Вот это тоже про солнышко, но про правильное, не купленное-проданное. Это очень занятная книга еще чертовски молодого, тридцатилетнего Ива Монтана "Солнцем полна голова", с подзаголовком "воспоминания, записанные Жаном Дени". Уж не знаю, кого из них за это хвалить, но написано, как мне показалось, очень живо и интересно, о жизни в трудном мире, но без депрессивности. Такая весенняя доза витаминов Жизнь героев подчинена точному распорядку. Она делится на вполне определенные периоды, которые изящно чередуются, как карты в игре. Валет. Дама. Король. Туз... Даже их дни могут расположиться строго в том порядке, в каком они были прожиты, и промаршировать сквозь столетия, как солдаты победоносной армии, под просвещенным руководством биографов. Читая такие жизнеописания, вы чувствуете себя пристыженным, вы, чье прошлое – настоящий хаос, а детство – своенравная толпа дней, в которой невозможно навести порядок.
О, мои прошлые дни, разбежавшиеся, как стадо без присмотра! Для того, чтобы собрать вас снова, потребовалось бы терпение ангела и профессиональная добросовестность пастуха.
Но стоите ли вы этих трудов? Может быть, вы и существовали лишь для того, чтобы быть забытыми, когда испарилась оживлявшая вас беззаботность? Не были ли вы сделаны из того неуловимого вещества, которое называется «день за днем» и которое невозможно сохранить?
Во время этого последнего мирного затишья в 1938 году Шарль Трене заставил петь решительно всех. Забавные, озорные слова и легкие и нежные мелодии его песенок, проникавшие прямо в душу, действовали на всех, как глоток кислорода. Люди молодели, напевая их. Усталость исчезала. Руки превращались в крылья. Пестрыми бабочками порхали в голове слова, задевая и сердце. Исчезали заботы и мрачные мысли.
Я ходил в один зал, где за несколько франков можно было всласть наслушаться пластинок Шарля Трене. В маленькой кабинке стояло нечто вроде телефона. А на другом конце провода находился кто-то, необычайно счастливый. Он делился с вами своей радостью, он пел о солнце, о безумной любви, об изменчивом ветре, о ласточках, о бродяжничестве и беспечности.

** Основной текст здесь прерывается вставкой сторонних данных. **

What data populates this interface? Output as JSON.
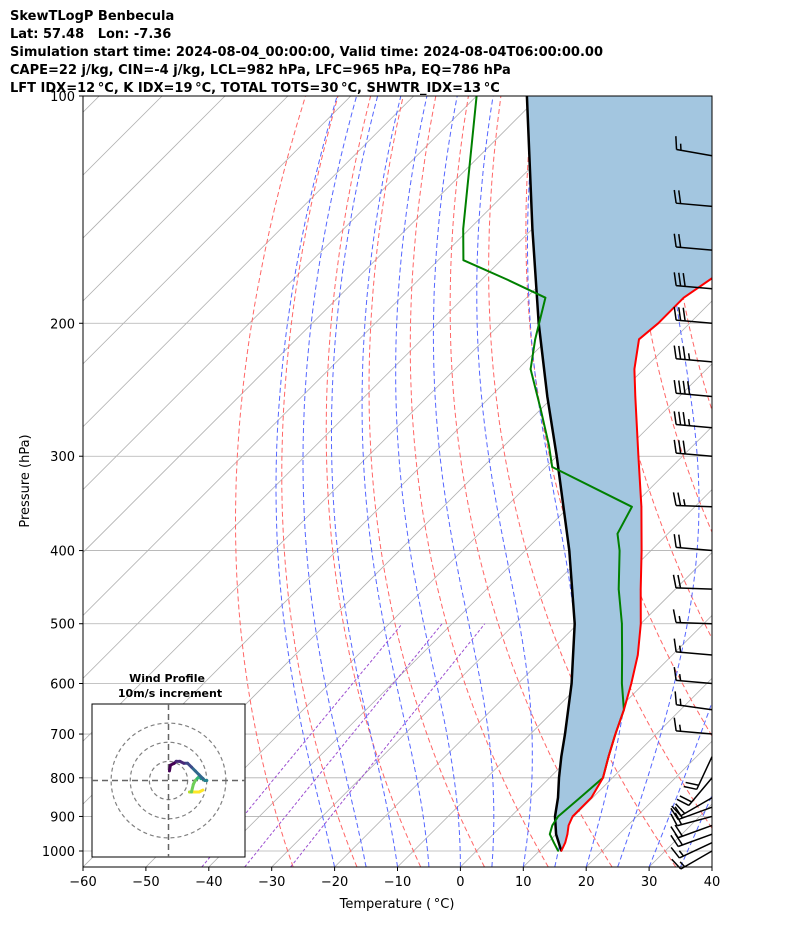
{
  "header": {
    "line1": "SkewTLogP Benbecula",
    "line2": "Lat: 57.48   Lon: -7.36",
    "line3": "Simulation start time: 2024-08-04_00:00:00, Valid time: 2024-08-04T06:00:00.00",
    "line4": "CAPE=22 j/kg, CIN=-4 j/kg, LCL=982 hPa, LFC=965 hPa, EQ=786 hPa",
    "line5": "LFT IDX=12 °C, K IDX=19 °C, TOTAL TOTS=30 °C, SHWTR_IDX=13 °C"
  },
  "chart_data": {
    "type": "line",
    "subtype": "skew-t log-p",
    "xlabel": "Temperature ( °C)",
    "ylabel": "Pressure (hPa)",
    "xlim": [
      -60,
      40
    ],
    "ylim": [
      1050,
      100
    ],
    "y_scale": "log",
    "grid": true,
    "x_ticks": [
      -60,
      -50,
      -40,
      -30,
      -20,
      -10,
      0,
      10,
      20,
      30,
      40
    ],
    "x_tick_labels": [
      "−60",
      "−50",
      "−40",
      "−30",
      "−20",
      "−10",
      "0",
      "10",
      "20",
      "30",
      "40"
    ],
    "y_ticks": [
      1000,
      900,
      800,
      700,
      600,
      500,
      400,
      300,
      200,
      100
    ],
    "y_tick_labels": [
      "1000",
      "900",
      "800",
      "700",
      "600",
      "500",
      "400",
      "300",
      "200",
      "100"
    ],
    "colors": {
      "temperature": "#ff0000",
      "dewpoint": "#008000",
      "parcel": "#000000",
      "cape_fill": "#a3c6e0",
      "dry_adiabat": "#ff6666",
      "moist_adiabat": "#5566ff",
      "mixing_ratio": "#9c4fd0",
      "isotherm": "#b0b0b0"
    },
    "series": [
      {
        "key": "temperature",
        "pressure": [
          1000,
          975,
          950,
          925,
          900,
          850,
          800,
          750,
          700,
          650,
          600,
          550,
          500,
          450,
          400,
          350,
          300,
          250,
          230,
          210,
          200,
          185,
          170,
          150,
          130,
          115,
          100
        ],
        "temperature": [
          13.5,
          12.8,
          11.8,
          10.6,
          9.8,
          9.8,
          8.5,
          6.0,
          3.5,
          1.0,
          -2.0,
          -5.5,
          -10.0,
          -15.5,
          -21.5,
          -28.5,
          -37.0,
          -47.0,
          -51.5,
          -55.5,
          -55.0,
          -55.0,
          -53.0,
          -52.0,
          -52.0,
          -52.5,
          -54.0
        ]
      },
      {
        "key": "dewpoint",
        "pressure": [
          1000,
          975,
          950,
          925,
          900,
          850,
          800,
          750,
          700,
          650,
          600,
          550,
          500,
          450,
          400,
          380,
          350,
          310,
          290,
          260,
          230,
          210,
          185,
          175,
          165,
          150,
          100
        ],
        "temperature": [
          13.0,
          11.0,
          9.0,
          8.0,
          7.5,
          8.0,
          8.5,
          6.0,
          3.5,
          1.0,
          -3.5,
          -8.0,
          -13.0,
          -19.0,
          -25.0,
          -28.0,
          -30.0,
          -49.0,
          -53.0,
          -60.0,
          -68.0,
          -72.0,
          -77.0,
          -86.0,
          -96.0,
          -101.0,
          -120.0
        ]
      },
      {
        "key": "parcel",
        "pressure": [
          1000,
          950,
          900,
          850,
          800,
          750,
          700,
          600,
          500,
          400,
          300,
          250,
          200,
          150,
          100
        ],
        "temperature": [
          13.5,
          10.0,
          7.0,
          4.5,
          1.5,
          -1.5,
          -4.5,
          -11.5,
          -20.5,
          -33.0,
          -50.0,
          -61.0,
          -74.0,
          -90.0,
          -112.0
        ]
      }
    ],
    "wind_barbs": {
      "pressure": [
        1000,
        975,
        950,
        925,
        900,
        875,
        850,
        800,
        750,
        700,
        650,
        600,
        550,
        500,
        450,
        400,
        350,
        300,
        275,
        250,
        225,
        200,
        180,
        160,
        140,
        120
      ],
      "speed_kt": [
        15,
        15,
        20,
        20,
        20,
        20,
        20,
        20,
        20,
        15,
        15,
        15,
        15,
        15,
        20,
        20,
        25,
        30,
        35,
        40,
        35,
        30,
        30,
        20,
        20,
        15
      ],
      "direction_deg": [
        240,
        245,
        250,
        250,
        255,
        250,
        240,
        220,
        205,
        275,
        278,
        275,
        275,
        272,
        272,
        275,
        272,
        275,
        275,
        275,
        275,
        275,
        275,
        275,
        275,
        280
      ]
    },
    "inset": {
      "title_line1": "Wind Profile",
      "title_line2": "10m/s increment",
      "type": "hodograph",
      "rings_ms": [
        10,
        20,
        30
      ],
      "range_ms": 40,
      "u": [
        18,
        16,
        13,
        12,
        11,
        12,
        13,
        14,
        15,
        16,
        17,
        18,
        19,
        20,
        19,
        18,
        16,
        14,
        12,
        10,
        8,
        6,
        4,
        3,
        1,
        0.5
      ],
      "v": [
        -5,
        -6,
        -6,
        -6,
        -6,
        -6,
        -2,
        0,
        1,
        2,
        1,
        1,
        0,
        0,
        0,
        1,
        3,
        5,
        7,
        9,
        9,
        10,
        10,
        9,
        8,
        5
      ]
    }
  }
}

Вечный друг. Поэт в сдвинутой на затылок шляпе, которая напоминает ореол...
Мать разрезает хлебец в длину и вкладывает в него кусок сыра. Все это она заворачивает в газету и уходит вслед за отцом. Это работа. Мы остаемся одни – сестра, брат и я.
В такие дни, когда работа отнимала у нас отца и мать и отпускала их, измученных, только к вечеру, нам часто приходилось делить между собой одно-единственное яйцо.
Иногда дома бывал хлеб и сыр, и тогда все было просто. Но все-таки нам часто приходилось довольствоваться этим единственным яйцом.
- Осторожней с яйцом! – говорила мать.
Во дворе слышались ее шаги, смешивающиеся со звуком шагов отца, и камешки громко скрипели под их башмаками. Потом шаги замирали. Яйцо одиноко сверкало на маленьком буфете, гордое, как бриллиант. Мы не могли оторвать от него глаз.
читать дальшеОхраняла его сестра, которая была старше всех, она же и решала, в каком виде оно будет съедено. Важно было использовать его до последней крошки, разделить поровну и, главное, не разбить.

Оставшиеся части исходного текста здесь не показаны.